Fast forward to 2004, and a digital scan created a new HD master, still afflicted by built-in flicker, mold and water damage and a barrage of age-related artifacts. But now, Sony has achieved near perfection; using the fragile original negative as the basis for a brand new 4K scan and filling in the missing frames and/or gaps with duplicate nitrate negatives. Keener eyes will detect the differences in fine detail and advanced grain between dissolves and fades. But what we have here by far and large is a superbly rendered hi-def transfer that sparkles with all the pop, glitter and gorgeous textures inherent in Joseph Walker’s luminescent B&W soft focus cinematography. Chace Audio has seen to it the fragile soundtrack is up to snuff too. Mono is as mono does; front and center, but herein represented with a renewed crispness and virtually free of all age-related hiss, pop and clicks; quiescent moments truly exhibiting just how far the technology has come to preserve the delicacies in these old Westrex recordings. Extras are a tad disappointing; virtually all exported from the old DVD release and including Frank Capra Jr. Remembers Mr. Deeds Goes to Town, an audio commentary (also from Capra Jr.), stills gallery set to music; plus, theatrical trailers and reissues.

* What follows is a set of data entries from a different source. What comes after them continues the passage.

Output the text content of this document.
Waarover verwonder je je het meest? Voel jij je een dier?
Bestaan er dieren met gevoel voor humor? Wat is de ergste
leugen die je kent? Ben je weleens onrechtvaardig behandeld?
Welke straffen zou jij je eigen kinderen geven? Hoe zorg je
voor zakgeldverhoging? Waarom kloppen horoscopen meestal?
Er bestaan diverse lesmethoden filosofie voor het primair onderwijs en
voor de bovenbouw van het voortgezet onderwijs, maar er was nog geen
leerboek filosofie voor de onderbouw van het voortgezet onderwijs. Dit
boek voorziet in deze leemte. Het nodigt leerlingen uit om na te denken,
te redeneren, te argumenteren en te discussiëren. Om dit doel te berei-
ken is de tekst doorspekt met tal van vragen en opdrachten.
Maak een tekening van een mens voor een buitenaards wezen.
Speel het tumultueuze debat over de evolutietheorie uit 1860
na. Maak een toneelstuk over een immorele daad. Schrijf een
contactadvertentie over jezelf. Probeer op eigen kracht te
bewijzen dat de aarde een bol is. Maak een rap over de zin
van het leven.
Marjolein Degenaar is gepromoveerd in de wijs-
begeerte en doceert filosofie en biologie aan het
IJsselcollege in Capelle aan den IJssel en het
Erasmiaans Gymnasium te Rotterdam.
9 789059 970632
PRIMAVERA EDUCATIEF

Bottom line: Sony has spent considerable time and effort getting Mr. Deeds Goes to Town to shine like the comedic gemstone it is and the results are neither to be taken lightly or, in fact, to have been expected from an 80 year old surviving negative. The efforts are truly Herculean and would not have been possible without cooperation from Cineric, Colorworks, The Library of Congress, Chace Audio and, of course, Sony’s diligent pursuit in achieving the best possible results. While I have often been critical about the less than stellar efforts employed by a lot of major studios when readying vintage catalog for hi-def home video release; there is nothing blasé or matter-of-fact about Sony’s elephantine pursuit of perfection here. This release of Mr. Deeds Goes to Town puts most every other to shame. Here, at long last, is one of the truly iconic movies of the 1930’s presented for our enjoyment in a manner befitting its original theatrical release. We give our thanks then, heartily and without reservation. Mr. Deeds Goes to Town belongs on everyone’s top shelf of ‘must haves’ this holiday season. My only heartbreak: we still do not have Capra’s Lost Horizon on Blu-ray. Perhaps soon, Mr. Crisp? Regardless, bravo and kudos are owed to Sony for taking the time to get things right. You have. On behalf of movie lovers everywhere – God bless, and thank you!